Riccione, invece, come ogni anno è stato il teatro del Gran Premio Giovanissimi Renzo Nostini - Trofeo Kinder +Sport giunto alla sua 56ª edizione. L’evento, spalmato su sette giornate di gare, assegna il titolo tricolore alle categorie under 14, in cui i nostri 27 schermidori orobici si sono battuti con caparbietà e qualche emozione di troppo che non ha permesso loro di esprimersi al meglio come nelle passate edizioni. A sfiorare i posti più ambiti, i primi 8 premiati, son stati Claudia Accardi nella doppia arma Fioretto e Spada e Pietro Redondi nel Fioretto. Accardi, reduce dal secondo posto di Spada dello scorso anno, non è riuscita a riconfermare il podio tra le Allieve (13 anni) portandosi a poche posizioni da esso, chiudendo la sua prova al 12º posto, sconfitta dalla spezina Benedetta Madrignani. Per la tenace Claudia stesso percorso anche nel Fioretto in cui, nonostante la vittoria conseguita nei sedicesimi con la ex campionessa italiana Andrea Dinca, si deve arrendere agli ottavi alla veneziana Stella Pagnin, classificandosi al 16º posto. 

Brillante anche la prova di Pietro Redondi nei ragazzi di Fioretto (12 anni) che concludendo la fase a gironi con tutte vittorie vola verso gli ottavi dove trova la sconfitta dal numero 1 della categoria Francesco Greselin di Conegliano Veneto.
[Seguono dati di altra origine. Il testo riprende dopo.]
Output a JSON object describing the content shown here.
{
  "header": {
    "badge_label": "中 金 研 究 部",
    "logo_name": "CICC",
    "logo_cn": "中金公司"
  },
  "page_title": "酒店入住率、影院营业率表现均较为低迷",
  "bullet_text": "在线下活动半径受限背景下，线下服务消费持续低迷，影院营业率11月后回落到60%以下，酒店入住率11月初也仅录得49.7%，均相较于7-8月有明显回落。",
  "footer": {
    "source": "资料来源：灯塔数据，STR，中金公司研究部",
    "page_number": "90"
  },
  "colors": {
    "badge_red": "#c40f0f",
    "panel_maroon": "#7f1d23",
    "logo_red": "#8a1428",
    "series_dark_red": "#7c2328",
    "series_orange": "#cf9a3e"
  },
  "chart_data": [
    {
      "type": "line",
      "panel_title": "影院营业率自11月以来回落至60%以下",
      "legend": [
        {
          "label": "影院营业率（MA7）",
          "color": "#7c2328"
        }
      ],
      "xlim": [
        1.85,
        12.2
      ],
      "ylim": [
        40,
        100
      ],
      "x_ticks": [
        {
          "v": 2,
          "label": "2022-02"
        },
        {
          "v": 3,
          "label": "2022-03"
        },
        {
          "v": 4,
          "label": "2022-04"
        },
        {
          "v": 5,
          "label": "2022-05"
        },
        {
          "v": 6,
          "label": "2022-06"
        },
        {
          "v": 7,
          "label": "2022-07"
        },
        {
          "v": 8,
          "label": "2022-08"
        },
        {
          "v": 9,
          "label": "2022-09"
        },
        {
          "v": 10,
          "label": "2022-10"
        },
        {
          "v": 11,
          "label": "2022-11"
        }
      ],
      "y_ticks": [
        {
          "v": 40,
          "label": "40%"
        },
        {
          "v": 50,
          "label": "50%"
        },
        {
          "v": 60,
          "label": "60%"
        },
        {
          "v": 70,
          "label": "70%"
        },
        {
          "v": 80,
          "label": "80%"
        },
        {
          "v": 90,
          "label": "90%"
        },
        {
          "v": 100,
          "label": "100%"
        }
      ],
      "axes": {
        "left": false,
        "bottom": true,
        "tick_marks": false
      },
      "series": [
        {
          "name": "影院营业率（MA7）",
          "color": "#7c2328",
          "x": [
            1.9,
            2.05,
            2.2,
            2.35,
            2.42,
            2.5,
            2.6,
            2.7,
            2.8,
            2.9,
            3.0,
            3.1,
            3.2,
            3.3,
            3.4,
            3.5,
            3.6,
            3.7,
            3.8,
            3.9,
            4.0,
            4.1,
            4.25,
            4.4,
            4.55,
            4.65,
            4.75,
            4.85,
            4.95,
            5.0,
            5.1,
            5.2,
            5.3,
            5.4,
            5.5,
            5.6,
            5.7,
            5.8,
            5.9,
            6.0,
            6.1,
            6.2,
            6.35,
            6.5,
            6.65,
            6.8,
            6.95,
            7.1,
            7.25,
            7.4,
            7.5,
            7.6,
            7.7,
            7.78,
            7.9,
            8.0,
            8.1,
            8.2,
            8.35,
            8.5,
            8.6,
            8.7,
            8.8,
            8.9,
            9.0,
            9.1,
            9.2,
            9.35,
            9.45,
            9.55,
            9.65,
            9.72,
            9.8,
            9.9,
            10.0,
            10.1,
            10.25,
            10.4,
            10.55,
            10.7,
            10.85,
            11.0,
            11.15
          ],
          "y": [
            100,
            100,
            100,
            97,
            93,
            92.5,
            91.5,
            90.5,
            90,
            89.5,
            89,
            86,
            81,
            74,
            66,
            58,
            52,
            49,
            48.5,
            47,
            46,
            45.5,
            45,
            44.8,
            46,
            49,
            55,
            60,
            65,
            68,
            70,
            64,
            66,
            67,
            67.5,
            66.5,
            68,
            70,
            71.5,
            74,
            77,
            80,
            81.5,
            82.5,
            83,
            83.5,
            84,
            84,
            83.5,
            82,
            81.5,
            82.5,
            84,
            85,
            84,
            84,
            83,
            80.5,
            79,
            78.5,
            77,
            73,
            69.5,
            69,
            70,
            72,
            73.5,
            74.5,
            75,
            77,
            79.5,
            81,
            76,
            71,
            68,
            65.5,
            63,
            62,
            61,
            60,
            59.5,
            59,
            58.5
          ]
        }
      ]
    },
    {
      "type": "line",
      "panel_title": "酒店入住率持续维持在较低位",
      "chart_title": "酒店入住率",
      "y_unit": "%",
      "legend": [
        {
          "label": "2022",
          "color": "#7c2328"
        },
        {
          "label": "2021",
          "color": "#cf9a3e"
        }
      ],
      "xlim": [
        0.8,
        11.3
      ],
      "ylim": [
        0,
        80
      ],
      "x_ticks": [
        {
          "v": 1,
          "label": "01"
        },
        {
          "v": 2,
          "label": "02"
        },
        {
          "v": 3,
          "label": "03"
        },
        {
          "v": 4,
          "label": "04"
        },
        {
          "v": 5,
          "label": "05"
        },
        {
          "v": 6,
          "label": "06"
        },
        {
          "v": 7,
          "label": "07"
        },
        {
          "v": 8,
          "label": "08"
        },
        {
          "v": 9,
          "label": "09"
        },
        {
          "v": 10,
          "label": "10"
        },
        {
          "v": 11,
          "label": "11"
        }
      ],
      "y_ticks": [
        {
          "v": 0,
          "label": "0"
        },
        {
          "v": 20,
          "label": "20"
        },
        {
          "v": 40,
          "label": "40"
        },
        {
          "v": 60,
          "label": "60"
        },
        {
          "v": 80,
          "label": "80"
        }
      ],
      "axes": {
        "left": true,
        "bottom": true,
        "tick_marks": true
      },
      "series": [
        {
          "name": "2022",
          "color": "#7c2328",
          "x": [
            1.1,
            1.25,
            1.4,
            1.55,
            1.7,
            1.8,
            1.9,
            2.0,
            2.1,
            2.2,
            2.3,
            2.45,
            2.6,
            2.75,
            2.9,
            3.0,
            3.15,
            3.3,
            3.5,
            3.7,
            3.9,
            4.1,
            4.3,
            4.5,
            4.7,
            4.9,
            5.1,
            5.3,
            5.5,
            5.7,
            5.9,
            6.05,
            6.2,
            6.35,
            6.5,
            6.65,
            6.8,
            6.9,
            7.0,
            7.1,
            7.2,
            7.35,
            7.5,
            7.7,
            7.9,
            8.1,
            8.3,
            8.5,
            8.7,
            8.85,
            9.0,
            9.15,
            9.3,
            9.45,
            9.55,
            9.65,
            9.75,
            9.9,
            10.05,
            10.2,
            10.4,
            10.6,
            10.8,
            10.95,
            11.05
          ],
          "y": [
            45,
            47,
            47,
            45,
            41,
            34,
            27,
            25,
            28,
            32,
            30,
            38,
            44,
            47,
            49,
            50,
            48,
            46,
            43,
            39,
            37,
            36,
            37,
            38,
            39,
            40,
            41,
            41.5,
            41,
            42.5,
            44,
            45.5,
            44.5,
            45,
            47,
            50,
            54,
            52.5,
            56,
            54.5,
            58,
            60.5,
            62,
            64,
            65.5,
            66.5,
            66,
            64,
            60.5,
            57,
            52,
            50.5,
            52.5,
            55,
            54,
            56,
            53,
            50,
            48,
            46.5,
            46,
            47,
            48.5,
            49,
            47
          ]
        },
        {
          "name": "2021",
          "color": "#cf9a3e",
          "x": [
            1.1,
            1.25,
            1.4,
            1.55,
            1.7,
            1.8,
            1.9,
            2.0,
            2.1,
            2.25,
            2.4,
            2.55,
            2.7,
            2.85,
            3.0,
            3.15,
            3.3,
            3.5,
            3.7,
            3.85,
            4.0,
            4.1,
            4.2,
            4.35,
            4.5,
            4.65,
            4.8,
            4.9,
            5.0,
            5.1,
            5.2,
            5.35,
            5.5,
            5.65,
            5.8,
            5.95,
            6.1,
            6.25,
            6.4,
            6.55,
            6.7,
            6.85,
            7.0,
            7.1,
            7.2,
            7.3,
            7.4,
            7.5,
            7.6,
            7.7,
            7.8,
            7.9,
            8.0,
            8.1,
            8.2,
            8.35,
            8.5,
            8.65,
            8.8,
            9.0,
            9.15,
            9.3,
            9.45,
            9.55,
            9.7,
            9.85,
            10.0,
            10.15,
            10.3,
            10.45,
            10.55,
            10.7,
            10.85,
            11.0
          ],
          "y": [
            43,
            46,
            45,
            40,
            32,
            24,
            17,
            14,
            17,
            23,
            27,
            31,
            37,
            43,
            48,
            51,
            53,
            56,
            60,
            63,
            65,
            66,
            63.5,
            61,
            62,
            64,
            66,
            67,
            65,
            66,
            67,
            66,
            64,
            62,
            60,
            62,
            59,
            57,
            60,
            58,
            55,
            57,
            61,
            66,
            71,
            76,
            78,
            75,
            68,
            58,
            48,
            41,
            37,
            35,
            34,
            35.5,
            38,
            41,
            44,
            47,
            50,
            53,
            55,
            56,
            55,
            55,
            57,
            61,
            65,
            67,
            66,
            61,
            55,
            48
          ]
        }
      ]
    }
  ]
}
Buone prestazioni per chi si è fermato ai sedicesimi di finale: Marco Locatelli 21º, nella Spada Allievi (13 anni) ed Erik Moioli 31º, nella Spada Maschietti (10 anni).

 

Infine un plauso generale a tutti gli atleti partecipanti a questa edizione, per loro un passo fondamentale nella crescita sportiva, personale ed agonistica. Grande, infine, la soddisfazione per Claudia Accardi e Pietro Redondi che grazie al loro piazzamento tra i primi 16 Italiani ottengono l’ammissione al campus federale 3 f (di fioretto) con i maestri e lo staff della nazionale. Dedicato invece ai primi 16 del ranking Allievi il campus estivo Targ di Spada sempre con i maestri e lo staff della nazionale italiana a cui accedono sempre Claudia Accardi e Marco Locatelli.